Struktur Antrean dan Efek Kuota Khusus
Ketentuan kuota 8% untuk haji khusus tidak hanya berdampak pada lamanya antrean, tetapi juga menimbulkan pertanyaan tentang asas keadilan dalam pelayanan publik. Secara matematis, jika total kuota Indonesia di satu musim haji mencapai
221.000 jemaah (kuota 2025), maka sekitar
17.680 kursi langsung masuk ke jalur khusus yang berbiaya lebih tinggi. Sisanya—
203.320 kursi—harus diperebutkan oleh jutaan calon jemaah reguler yang seringkali berasal dari latar belakang ekonomi menengah ke bawah. Dengan skema ini, waktu tunggu reguler secara nasional rata-rata telah melampaui 20 tahun di beberapa provinsi.
| Aspek | Kuota Reguler | Kuota Khusus |
| Persentase | 92% | 8% |
| Perkiraan kursi (dari 221.000) | 203.320 | 17.680 |
| Biaya tambahan | Tidak ada (standar) | Signifikan (paket VIP) |
| Masa tunggu rata-rata | 15–25 tahun | 1–3 tahun |
| Akses ekonomi | Terbuka untuk semua, mayoritas menengah bawah | Cenderung terbatas pada kalangan berduit |
Menurut pengamat kebijakan publik dan haji, Dwi Andika, kuota khusus sejatinya dimaksudkan untuk memberikan alternatif bagi jemaah yang membutuhkan layanan lebih personal, namun implementasinya kerap menyuburkan persepsi “jalur cepat” berlapis uang. “Ketika kuota khusus diberlakukan tanpa evaluasi beban antrean reguler, kesan diskriminasi berbasis ekonomi sangat sulit dihindari. Padahal konstitusi menjamin hak setiap warga negara sama di hadapan hukum dan pemerintahan,” ujarnya.

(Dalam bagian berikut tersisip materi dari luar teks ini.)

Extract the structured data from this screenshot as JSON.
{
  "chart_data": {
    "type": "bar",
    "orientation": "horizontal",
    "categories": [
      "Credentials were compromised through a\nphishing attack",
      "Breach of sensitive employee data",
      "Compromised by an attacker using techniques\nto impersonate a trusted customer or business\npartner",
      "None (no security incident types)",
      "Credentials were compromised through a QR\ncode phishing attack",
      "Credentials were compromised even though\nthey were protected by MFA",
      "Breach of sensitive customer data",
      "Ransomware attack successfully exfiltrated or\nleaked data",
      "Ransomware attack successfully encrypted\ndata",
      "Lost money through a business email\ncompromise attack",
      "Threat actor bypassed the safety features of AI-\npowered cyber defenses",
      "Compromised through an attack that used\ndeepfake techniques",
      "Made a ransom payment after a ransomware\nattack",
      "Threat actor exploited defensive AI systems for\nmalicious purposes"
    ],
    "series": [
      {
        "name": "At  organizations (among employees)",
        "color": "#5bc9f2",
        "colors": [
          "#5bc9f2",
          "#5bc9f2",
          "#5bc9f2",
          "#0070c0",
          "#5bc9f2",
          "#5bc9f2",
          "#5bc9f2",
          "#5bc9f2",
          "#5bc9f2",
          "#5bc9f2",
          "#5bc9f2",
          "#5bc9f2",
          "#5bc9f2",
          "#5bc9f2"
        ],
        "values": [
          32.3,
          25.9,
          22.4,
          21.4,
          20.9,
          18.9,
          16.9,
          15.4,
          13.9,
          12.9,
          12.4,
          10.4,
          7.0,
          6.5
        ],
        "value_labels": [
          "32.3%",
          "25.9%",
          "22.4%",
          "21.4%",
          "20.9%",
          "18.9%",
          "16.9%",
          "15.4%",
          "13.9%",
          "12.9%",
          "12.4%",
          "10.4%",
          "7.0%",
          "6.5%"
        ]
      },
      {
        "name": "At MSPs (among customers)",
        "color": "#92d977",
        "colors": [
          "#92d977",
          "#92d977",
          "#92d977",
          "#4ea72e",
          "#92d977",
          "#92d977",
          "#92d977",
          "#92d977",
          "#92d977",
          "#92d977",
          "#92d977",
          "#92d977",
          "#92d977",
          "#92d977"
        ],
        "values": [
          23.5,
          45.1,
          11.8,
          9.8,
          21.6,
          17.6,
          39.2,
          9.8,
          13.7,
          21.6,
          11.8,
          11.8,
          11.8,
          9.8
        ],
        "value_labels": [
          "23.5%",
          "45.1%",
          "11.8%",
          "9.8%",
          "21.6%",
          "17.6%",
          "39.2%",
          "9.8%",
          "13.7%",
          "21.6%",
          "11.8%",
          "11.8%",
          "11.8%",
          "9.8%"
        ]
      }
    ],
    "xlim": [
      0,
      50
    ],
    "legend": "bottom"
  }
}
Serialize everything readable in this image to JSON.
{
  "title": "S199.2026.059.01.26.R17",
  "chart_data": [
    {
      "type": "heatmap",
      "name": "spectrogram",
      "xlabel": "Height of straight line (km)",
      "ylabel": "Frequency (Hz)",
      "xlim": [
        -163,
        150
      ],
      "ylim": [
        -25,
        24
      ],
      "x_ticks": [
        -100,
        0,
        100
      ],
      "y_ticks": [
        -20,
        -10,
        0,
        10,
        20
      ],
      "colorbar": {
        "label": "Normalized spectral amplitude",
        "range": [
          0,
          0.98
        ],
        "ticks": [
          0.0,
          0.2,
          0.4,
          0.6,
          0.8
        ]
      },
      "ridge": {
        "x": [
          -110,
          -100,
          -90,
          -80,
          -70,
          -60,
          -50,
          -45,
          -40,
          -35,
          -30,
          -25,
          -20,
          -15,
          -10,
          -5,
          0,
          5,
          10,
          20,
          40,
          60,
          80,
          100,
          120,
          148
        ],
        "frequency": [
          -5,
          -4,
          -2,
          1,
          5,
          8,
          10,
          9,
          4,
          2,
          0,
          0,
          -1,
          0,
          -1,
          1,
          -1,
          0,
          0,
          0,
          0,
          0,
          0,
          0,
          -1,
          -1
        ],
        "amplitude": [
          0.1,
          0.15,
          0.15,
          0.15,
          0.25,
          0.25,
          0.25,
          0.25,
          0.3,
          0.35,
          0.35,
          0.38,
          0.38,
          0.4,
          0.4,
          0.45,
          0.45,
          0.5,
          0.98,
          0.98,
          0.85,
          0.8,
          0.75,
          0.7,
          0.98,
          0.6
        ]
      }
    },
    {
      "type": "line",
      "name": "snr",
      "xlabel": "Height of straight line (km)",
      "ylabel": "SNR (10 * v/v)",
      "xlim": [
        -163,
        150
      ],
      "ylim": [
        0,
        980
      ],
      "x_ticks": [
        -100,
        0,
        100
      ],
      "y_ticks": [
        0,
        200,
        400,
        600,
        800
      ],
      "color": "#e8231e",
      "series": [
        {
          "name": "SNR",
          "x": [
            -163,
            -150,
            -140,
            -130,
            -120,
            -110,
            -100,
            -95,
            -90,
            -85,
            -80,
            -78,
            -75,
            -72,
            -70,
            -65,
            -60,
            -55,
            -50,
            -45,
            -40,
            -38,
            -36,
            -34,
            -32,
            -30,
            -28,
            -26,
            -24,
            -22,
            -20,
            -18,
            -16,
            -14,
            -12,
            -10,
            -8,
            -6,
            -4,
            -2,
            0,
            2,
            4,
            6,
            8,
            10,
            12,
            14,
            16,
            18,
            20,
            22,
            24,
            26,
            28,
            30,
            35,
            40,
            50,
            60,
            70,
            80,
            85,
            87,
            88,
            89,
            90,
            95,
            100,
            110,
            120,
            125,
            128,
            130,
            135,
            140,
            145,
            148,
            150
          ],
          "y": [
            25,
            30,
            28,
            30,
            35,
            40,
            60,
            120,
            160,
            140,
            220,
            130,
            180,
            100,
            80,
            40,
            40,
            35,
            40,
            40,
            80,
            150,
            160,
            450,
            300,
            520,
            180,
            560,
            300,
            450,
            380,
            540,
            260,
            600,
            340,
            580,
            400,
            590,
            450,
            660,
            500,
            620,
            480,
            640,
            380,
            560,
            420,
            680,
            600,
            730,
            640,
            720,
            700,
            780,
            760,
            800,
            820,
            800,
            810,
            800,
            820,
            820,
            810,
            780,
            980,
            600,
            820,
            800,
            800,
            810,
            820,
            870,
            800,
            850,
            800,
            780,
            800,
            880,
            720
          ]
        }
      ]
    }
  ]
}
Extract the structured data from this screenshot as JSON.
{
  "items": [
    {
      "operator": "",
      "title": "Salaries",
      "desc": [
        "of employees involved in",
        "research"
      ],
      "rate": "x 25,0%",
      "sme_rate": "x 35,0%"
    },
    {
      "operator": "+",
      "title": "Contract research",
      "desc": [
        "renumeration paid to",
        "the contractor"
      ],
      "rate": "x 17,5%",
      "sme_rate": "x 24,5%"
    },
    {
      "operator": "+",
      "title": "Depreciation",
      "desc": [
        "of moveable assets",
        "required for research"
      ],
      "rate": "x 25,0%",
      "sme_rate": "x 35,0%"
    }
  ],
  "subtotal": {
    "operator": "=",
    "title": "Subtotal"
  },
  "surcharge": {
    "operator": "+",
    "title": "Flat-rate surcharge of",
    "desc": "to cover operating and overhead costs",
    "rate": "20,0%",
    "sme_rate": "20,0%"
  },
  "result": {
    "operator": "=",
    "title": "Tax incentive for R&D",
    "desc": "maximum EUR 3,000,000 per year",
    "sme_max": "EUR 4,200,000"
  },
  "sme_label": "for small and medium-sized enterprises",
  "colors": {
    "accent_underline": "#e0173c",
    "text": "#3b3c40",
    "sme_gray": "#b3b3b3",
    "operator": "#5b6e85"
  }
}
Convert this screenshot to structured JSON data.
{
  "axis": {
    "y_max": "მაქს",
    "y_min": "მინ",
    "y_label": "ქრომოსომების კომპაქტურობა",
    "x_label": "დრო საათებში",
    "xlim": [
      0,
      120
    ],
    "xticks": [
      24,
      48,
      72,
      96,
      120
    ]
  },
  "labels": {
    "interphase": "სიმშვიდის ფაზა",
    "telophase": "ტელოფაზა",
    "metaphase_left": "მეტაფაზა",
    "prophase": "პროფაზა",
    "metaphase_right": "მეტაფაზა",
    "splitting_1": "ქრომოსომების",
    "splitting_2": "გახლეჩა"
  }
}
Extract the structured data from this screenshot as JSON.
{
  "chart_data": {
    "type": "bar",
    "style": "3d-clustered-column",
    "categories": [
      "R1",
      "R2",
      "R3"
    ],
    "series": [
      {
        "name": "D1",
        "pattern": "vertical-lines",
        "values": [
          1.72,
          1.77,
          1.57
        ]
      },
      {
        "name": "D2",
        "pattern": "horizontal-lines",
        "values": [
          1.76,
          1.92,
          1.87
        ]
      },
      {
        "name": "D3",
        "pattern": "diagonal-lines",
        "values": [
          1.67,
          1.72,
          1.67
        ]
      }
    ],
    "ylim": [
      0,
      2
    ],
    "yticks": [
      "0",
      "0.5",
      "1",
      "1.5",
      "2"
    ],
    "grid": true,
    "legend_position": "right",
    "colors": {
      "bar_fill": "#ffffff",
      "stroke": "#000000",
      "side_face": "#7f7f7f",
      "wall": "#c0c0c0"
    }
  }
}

Hermawanto menjadi cermin dari frustrasi ribuan calon jemaah yang harus bersabar dalam antrean panjang. Jika permohonan ini dikabulkan MK, praktik pembagian kuota haji akan mengalami perubahan mendasar—kuota khusus tidak lagi dijamin oleh UU, sehingga porsi kursi sepenuhnya dialihkan ke jalur reguler. Namun, pemerintah melalui Kementerian Agama berpotensi menolak dengan dalih bahwa kuota khusus adalah bagian dari kesepakatan bilateral dengan Arab Saudi yang mempertimbangkan aspek layanan dan perlindungan jemaah. Putusan MK nanti akan menjadi ujian bagi keseimbangan antara prinsip keadilan antrean dan kebutuhan akan diversifikasi layanan ibadah haji.